Pusher¶

This environment is part of the Mujoco environments which contains general information about the environment.


Action Space	`Box(-2.0, 2.0, (7,), float32)`
Observation Space	`Box(-inf, inf, (23,), float64)`
import	`gymnasium.make("Pusher-v5")`

Description¶

“Pusher” is a multi-jointed robot arm that is very similar to a human arm. The goal is to move a target cylinder (called object) to a goal position using the robot’s end effector (called fingertip). The robot consists of shoulder, elbow, forearm and wrist joints.

Action Space¶

The action space is a Box(-2, 2, (7,), float32).

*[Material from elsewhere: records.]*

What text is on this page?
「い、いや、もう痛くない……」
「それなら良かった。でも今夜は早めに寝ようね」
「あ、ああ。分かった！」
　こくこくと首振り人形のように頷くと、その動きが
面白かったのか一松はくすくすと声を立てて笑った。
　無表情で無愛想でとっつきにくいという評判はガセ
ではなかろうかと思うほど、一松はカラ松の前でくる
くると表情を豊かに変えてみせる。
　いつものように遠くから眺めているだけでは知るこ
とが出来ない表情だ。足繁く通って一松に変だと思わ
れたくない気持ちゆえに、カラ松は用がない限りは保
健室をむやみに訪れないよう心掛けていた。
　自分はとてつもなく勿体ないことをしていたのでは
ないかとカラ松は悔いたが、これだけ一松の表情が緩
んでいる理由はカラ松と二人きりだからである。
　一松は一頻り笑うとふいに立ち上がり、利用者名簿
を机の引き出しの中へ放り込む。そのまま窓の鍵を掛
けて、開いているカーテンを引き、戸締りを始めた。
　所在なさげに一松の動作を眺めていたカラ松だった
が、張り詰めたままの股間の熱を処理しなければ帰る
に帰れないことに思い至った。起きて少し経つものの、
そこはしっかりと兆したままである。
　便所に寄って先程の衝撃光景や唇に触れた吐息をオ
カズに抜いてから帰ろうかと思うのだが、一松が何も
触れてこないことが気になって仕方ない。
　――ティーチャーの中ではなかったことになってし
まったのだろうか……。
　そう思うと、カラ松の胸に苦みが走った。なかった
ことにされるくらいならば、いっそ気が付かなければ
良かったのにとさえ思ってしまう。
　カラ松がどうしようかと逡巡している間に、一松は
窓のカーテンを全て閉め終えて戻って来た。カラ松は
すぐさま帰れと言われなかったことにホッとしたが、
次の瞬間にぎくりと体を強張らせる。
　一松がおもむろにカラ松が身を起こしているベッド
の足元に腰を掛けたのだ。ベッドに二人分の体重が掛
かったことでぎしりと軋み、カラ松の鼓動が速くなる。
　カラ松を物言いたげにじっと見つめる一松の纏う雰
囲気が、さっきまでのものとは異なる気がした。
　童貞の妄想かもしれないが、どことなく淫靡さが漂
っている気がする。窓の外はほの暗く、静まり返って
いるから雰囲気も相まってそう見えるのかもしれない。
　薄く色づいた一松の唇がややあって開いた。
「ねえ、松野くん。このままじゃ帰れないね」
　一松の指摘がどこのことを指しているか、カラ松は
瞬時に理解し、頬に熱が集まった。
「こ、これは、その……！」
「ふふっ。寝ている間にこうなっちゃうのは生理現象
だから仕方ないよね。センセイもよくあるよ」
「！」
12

An action (a, b) represents the torques applied at the hinge joints.

Num	Action	Control Min	Control Max	Name (in corresponding XML file)	Joint	Type (Unit)
0	Rotation of the panning the shoulder	-2	2	r_shoulder_pan_joint	hinge	torque (N m)
1	Rotation of the shoulder lifting joint	-2	2	r_shoulder_lift_joint	hinge	torque (N m)
2	Rotation of the shoulder rolling joint	-2	2	r_upper_arm_roll_joint	hinge	torque (N m)
3	Rotation of hinge joint that flexed the elbow	-2	2	r_elbow_flex_joint	hinge	torque (N m)
4	Rotation of hinge that rolls the forearm	-2	2	r_forearm_roll_joint	hinge	torque (N m)
5	Rotation of flexing the wrist	-2	2	r_wrist_flex_joint	hinge	torque (N m)
6	Rotation of rolling the wrist	-2	2	r_wrist_roll_joint	hinge	torque (N m)

Observation Space¶

The observation space consists of the following parts (in order):

qpos (7 elements): Position values of the robot’s body parts.
qvel (7 elements): The velocities of these individual body parts (their derivatives).
xpos (3 elements): The coordinates of the fingertip of the pusher.
xpos (3 elements): The coordinates of the object to be moved.
xpos (3 elements): The coordinates of the goal position.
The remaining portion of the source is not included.